Do banks sell physical gold?

Banks sell gold bars and coins, as well as silver coins, but the vast majority of U.S. banks don't make gold or silver available to the public. Banks usually avoid selling precious metals due to fluctuating prices. While there are banks that sell gold, the selection of assets for purchase is often limited to a select assortment of gold coins.

Nowadays, fewer and fewer banks with physical gold are willing to sell without a prescription. If you're determined to buy gold at a bank, be sure to contact them beforehand to ensure they have the necessary supply to sell. Buying physical gold bars online is a fairly simple process. A common way to buy gold bars is through authorized online retailers.

Prospective buyers can search for gold bullion products on reputable retail websites, such as the American Precious Metals Exchange (APMEX), JM Bullion and Coins Wholesale Direct. You can choose gold by weight, quantity and price. Even if the gold bars are genuine, the seller's charges can be exorbitant and buyers may have trouble processing gold through customs, depending on the quantity purchased. Physical gold suitable for investment, also called gold ingots, can be purchased at the spot price, which is the price of gold without manufacturing plus additional costs, which vary depending on the seller.

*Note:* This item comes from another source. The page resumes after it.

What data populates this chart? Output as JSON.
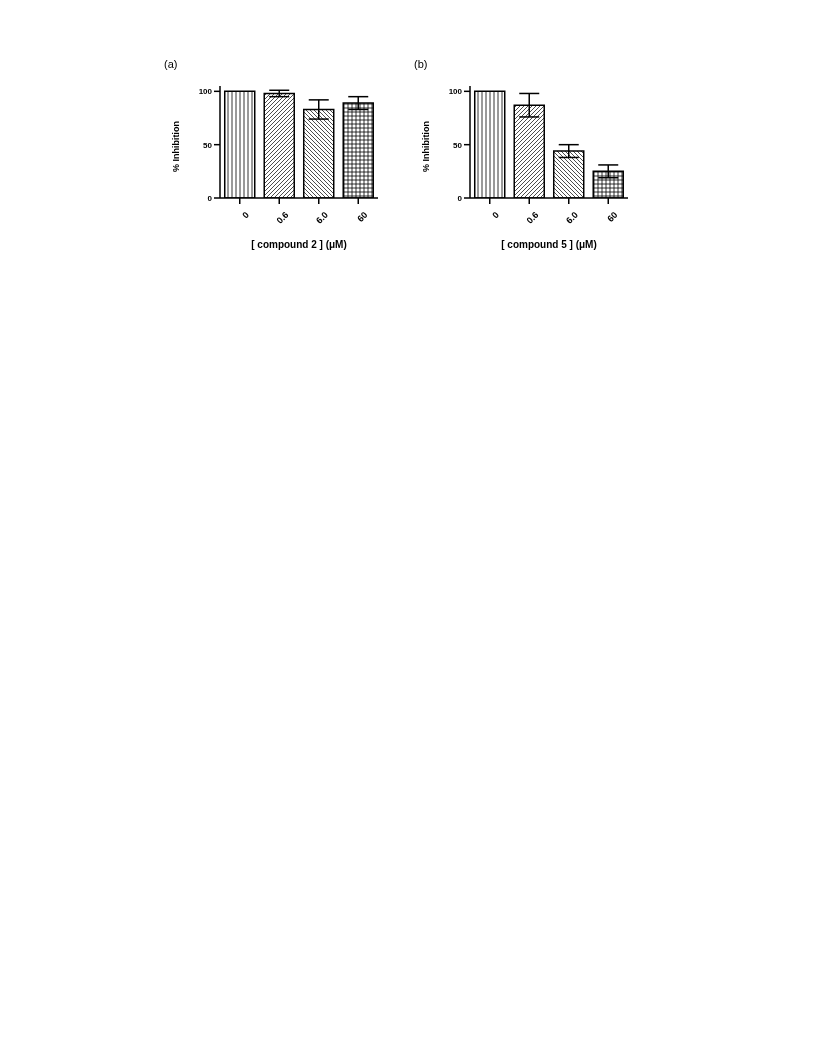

We've already talked about whether or not you can buy gold in your bank (it's possible) and in some of the other places in the world where banks sell gold. This allows you to expose yourself to gold as an investment without the risk or headache of dealing with physical gold. Nowadays it is rare to find a bank that sells gold coins to the public, outside some parts of Asia. Gold traders are experienced in what they sell and are often licensed to sell you these gold assets.

In general, reputable gold sellers must disclose all fees required to close a transaction in advance. While buying precious metals and gold at a bank may seem like the safest idea, it's important to evaluate all options before investing. Some investors prefer to buy gold from local merchants, allowing them to physically inspect the gold and pay for it in cash. But, even if your bank sells gold, should you buy it there? What other options are there for buying gold if you can't find it at a local financial institution? What else do you need to know about buying gold coins? From an investment point of view, investors who want to add the physical product that tracks the price of gold may prefer to avoid gold coins.

Instead of investing in physical gold, you can buy shares in companies that extract and refine gold. If we look at history, until 1933, banks in the United States routinely exchanged gold coins and certificates. Under a gold options contract, you have an agreement with the option to buy or sell gold if it reaches a certain price on a predetermined date. Buying gold at a bank requires physically visiting a location and then transporting the gold and precious metals to a storage facility.

If you're thinking about starting to invest in precious metals to diversify your portfolio, you may be considering buying gold at a bank.